The Ultimate Marketing Discipline v2
Long before Don Colleran ever became a national sex symbol promoting products on TV and in cinemas, he and Reilly were great buddies. Together, they toured the country with Junior Chamber getting up to all sorts of devilment and diversion.
It was during this time that Don developed and honed a marketing discipline that enabled him to grow a business that would become the envy of his industry and peers.
Reilly was intrigued by Don’s business acumen and plagued him for the secret. Eventually, Don relented and told Reilly to be in his office at 3 pm the following Friday. In return for sharing the secret, Reilly would need to bring a copy of that day’s Connacht Tribune and a few freshly baked chocolate croissants.
As Reilly arrived Don instructed the delectable Debbie that neither he nor Reilly was to be disturbed for the remainder of the afternoon and to hold all calls.
Having scoffed the croissants and coffee Don proceeded to a clean whiteboard on the wall of his office and sketched out four squares.

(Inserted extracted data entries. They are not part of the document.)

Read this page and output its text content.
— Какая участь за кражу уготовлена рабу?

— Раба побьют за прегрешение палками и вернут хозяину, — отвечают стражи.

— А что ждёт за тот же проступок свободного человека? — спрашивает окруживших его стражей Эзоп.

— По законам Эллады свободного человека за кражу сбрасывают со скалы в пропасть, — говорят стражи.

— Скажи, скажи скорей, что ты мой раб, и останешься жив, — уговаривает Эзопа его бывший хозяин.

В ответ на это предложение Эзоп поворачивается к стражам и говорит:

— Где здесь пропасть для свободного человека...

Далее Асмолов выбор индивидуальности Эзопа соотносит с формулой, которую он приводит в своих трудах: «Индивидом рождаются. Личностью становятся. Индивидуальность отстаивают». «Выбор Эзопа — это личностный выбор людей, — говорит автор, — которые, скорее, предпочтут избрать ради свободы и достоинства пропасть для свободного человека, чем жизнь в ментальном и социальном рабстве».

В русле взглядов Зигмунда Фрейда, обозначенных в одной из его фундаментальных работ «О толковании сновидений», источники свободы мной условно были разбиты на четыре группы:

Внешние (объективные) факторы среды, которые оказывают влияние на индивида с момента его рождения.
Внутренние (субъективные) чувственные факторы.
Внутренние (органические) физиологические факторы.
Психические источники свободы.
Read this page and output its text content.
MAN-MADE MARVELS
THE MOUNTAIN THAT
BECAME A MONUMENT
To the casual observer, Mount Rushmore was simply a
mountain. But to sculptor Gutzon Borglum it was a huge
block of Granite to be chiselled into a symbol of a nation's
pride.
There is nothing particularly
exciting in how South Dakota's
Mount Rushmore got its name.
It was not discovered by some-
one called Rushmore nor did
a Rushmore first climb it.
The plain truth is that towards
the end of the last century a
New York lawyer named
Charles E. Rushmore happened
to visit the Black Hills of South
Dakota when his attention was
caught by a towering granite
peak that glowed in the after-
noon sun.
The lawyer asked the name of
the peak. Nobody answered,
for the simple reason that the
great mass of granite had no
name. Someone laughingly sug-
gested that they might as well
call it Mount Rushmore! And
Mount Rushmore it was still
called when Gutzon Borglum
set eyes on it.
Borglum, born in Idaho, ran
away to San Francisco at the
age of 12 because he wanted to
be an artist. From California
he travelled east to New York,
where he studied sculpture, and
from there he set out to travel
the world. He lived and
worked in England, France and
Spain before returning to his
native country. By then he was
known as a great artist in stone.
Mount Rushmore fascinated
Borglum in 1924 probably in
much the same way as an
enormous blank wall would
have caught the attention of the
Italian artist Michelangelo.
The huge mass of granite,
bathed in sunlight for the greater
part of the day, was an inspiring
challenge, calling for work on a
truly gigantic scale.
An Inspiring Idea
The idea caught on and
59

On one square he wrote a heading TEXTS; on other E-MAILS; on another LETTER; and on the last, PHONE.
‘Reilly, what’s the item of construction most used by every builder and carpenter?
Building and carpentry were not Reillys’ subject areas of expertise and he muttered ‘hammers.’
‘No Reilly, it’s ‘2 x 4s’; or ‘4 x 4s’; or ‘2 x 6s’; or ‘2 x 8s.’
‘And in marketing and selling, I’ve discovered that the magic number is 4 x 5s. Each Friday I discipline myself to send 5 texts; 5 emails; write 5 personal letters, and make 5 phone calls.
‘It doesn’t sound like a lot but that’s 20 x 45 weeks which is 900 proactive connections a year. I have carefully tracked the results of these connections and I’ve discovered that 40% of them result in the business of one description of another over the course of the year. That’s close to 400 business transactions for an investment of just one-hour time investment a week and almost no financial outlays other than a couple of euros for the Connacht Tribune.’
‘But who do you know to connect with? said Reilly, still a tad confused.
‘That’s the purpose of the Connacht Tribune Reilly. Let’s get working.’
He opened up the local newspaper on page three where there was a full photo feature on the recent Croi Ball. Don quickly circled five of the ladies on the page and proceeded to compose a text which read.
‘Looking radiant on today’s Connacht Tribune. Stunning outfit. Have a great weekend. Don.’
He cut and pasted the text and sent it to the five ladies.
‘Time investment – three minutes’ he says to Reilly.
He flicked over some pages and went to the business section and very quickly identified with more circles five businesses that had been in the news that week.
He scripted a short, positive, and congratulatory email and proceeded to send that to those five recipients.
Already his mobile phone began bleeping and he was able to show Reilly that four of the five people he’d texted had already come back to him thanking him profusely for his kind words and one of them had already requested a quote for an education policy for one of their kids.
He then went to the obituaries and anniversaries section of the paper and once again circled the photos of five people he had known.
‘Of all the marketing media, the written word is now the most seductive’ he explained to Reilly.
‘When was the last time you got a handwritten envelope in the post Reilly?’
Reilly couldn’t remember.
‘That’s the point, Reilly. A handwritten envelope, written in blue fountain pen, addressed to you is marketing gold. It’s guaranteed to be opened every time.
And finally, Don identified another five people whom he called directly by phone. Four hadn’t even been aware that they’d been in the paper and were delighted to be told. Of the five, two made inquiries of a business nature and another said they’d be in contact next week.
At 4 pm on the dot, Don and Reilly departed the office for O’Connells Pub across the Square where Don explained that they would complete the final 2 x 2 of the working week.
‘Right Reilly, we will now enjoy two pints and connect with at least two people during each pint.’
‘Then we’ll finish work and enjoy the weekend.’
* There’s a chilly breeze whipping up in business as we speak. In order to survive, and indeed thrive, two things are paramount. Marketing and Minimalism (waging a relentless war on costs.)
* Marketing and sales are less about flash, fancy websites, and expensive advertising campaigns and ultimately about making the time and discipline to simply connect directly and personally with people.
* Marketing, therefore, is first and foremost a discipline. There is no substitute for connecting with people. Personally, regularly, sincerely, and helpfully.
* Marketing and sales are key functions of every business and the success of your business is directly proportionate to the time you devote to them.
* Disciplines can be infinitely less punitive than they sound. By creating enjoyable and rewarding routines you can create an incentive to want to perform your discipline. For Don it’s coffee, croissants, reading the local newspaper, and imbibing a few pints.
‘This business of selling boils down to just one thing …….. seeing the people. Show me any person of ordinary ability who will earnestly tell their story to four or five people a day and I’ll show you a success.’
From ‘How I Raised Myself From Failure to Success in Selling ’ by Frank Bettger.